June 4 (Bloomberg) -- India’s economy would be hurt should the sovereign debt crisis that originated in Greece spread in Europe, Finance Minister Pranab Mukherjee said.

“If the whole of Europe is affected by the debt crisis it will be harmful to us,” Mukherjee said today in an interview in Busan, South Korea, where he is attending a meeting of finance officials from the Group of 20 nations.

The European Union is India’s biggest overseas market, accounting for a fifth of the nation’s merchandise exports. The South Asian nation, which opened its market to foreign investors in 1991, has become vulnerable to slowdowns and financial crises abroad as exports play a bigger role in the economy.

Trade represented 35 percent of gross domestic product for the year ended March 31, 2008, up from 21 percent in 1997-98, the year of the Asian financial crisis, according to the central bank.

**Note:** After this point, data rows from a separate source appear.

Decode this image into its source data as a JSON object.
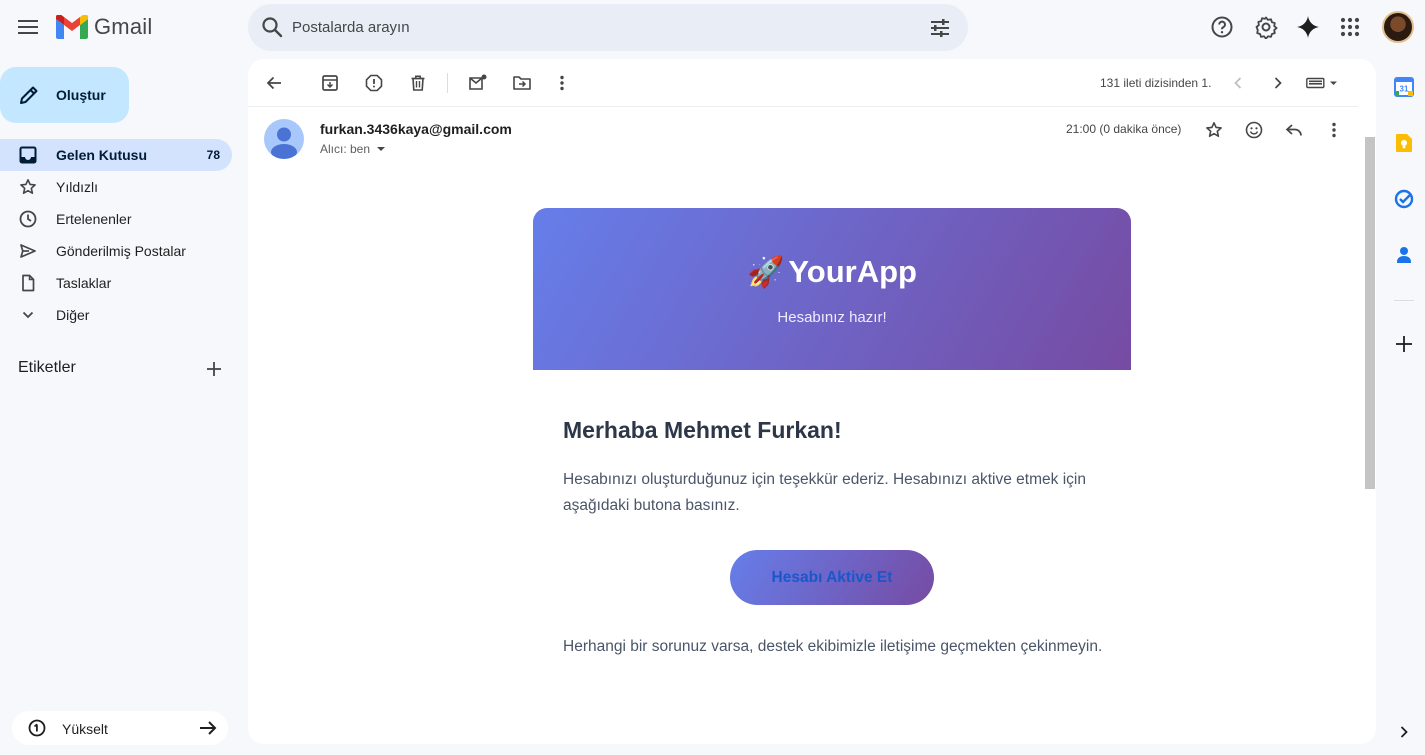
{
  "app": {
    "name": "Gmail"
  },
  "search": {
    "placeholder": "Postalarda arayın"
  },
  "sidebar": {
    "compose_label": "Oluştur",
    "items": [
      {
        "label": "Gelen Kutusu",
        "count": "78",
        "icon": "inbox-icon",
        "active": true
      },
      {
        "label": "Yıldızlı",
        "count": "",
        "icon": "star-icon",
        "active": false
      },
      {
        "label": "Ertelenenler",
        "count": "",
        "icon": "clock-icon",
        "active": false
      },
      {
        "label": "Gönderilmiş Postalar",
        "count": "",
        "icon": "send-icon",
        "active": false
      },
      {
        "label": "Taslaklar",
        "count": "",
        "icon": "draft-icon",
        "active": false
      },
      {
        "label": "Diğer",
        "count": "",
        "icon": "chevron-down-icon",
        "active": false
      }
    ],
    "labels_heading": "Etiketler",
    "upgrade_label": "Yükselt"
  },
  "toolbar": {
    "pager_text": "131 ileti dizisinden 1."
  },
  "message": {
    "sender": "furkan.3436kaya@gmail.com",
    "recipient": "Alıcı: ben",
    "time": "21:00 (0 dakika önce)"
  },
  "email": {
    "rocket": "🚀",
    "brand": "YourApp",
    "tagline": "Hesabınız hazır!",
    "greeting": "Merhaba Mehmet Furkan!",
    "paragraph_1": "Hesabınızı oluşturduğunuz için teşekkür ederiz. Hesabınızı aktive etmek için aşağıdaki butona basınız.",
    "button": "Hesabı Aktive Et",
    "paragraph_2": "Herhangi bir sorunuz varsa, destek ekibimizle iletişime geçmekten çekinmeyin."
  },
  "colors": {
    "accent_active": "#d3e3fd",
    "compose_bg": "#c2e7ff",
    "gradient_start": "#667eea",
    "gradient_end": "#764ba2",
    "button_text": "#1a57c9"
  }
}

India’s economic growth accelerated to 8.6 percent last quarter, the fastest pace after China among the world’s major economies.

Growing consumer demand is stoking inflation, with the benchmark wholesale-price index climbing 9.59 percent in April.

Inflation is “an area of concern, but I’m not pressing the panic button,” Mukherjee said. “There is a disturbing signal as core inflation is likely to go up.”

Core Inflation

Core inflation, which excludes food and fuel prices, is currently close to 6 percent from 1.8 percent at the end of 2009, Kaushik Basu, chief economic adviser in the finance ministry, said yesterday.

The Reserve Bank of India has raised interest rates twice since mid-March by a quarter percentage point each time. The bank’s benchmark reverse-repurchase rate is 3.75 percent.

Last month, Subir Gokarn, the deputy governor in charge of monetary policy at the Reserve Bank, said the central bank will pursue a “cautious” pace of monetary tightening because of risks to growth posed by Europe.

The G-20 is meeting at a time when the U.S. and Europe are split on the scale and timing of increases in bank-capital requirements, which have been under discussion since governments were forced to bail out lenders, an official from a G-20 government said.

Countries such as the U.S., whose economies are largely financed by markets, want banks to be required to hold more assets on their balance sheets to buffer against future crises, the official told reporters on condition he not be named.

Policy makers in continental Europe, where banks provide more financing, are concerned that too-high reserves risk choking off growth, the official said.

Mukherjee said “regulated mechanisms, instead of taxing the banking system, are better,” without providing details.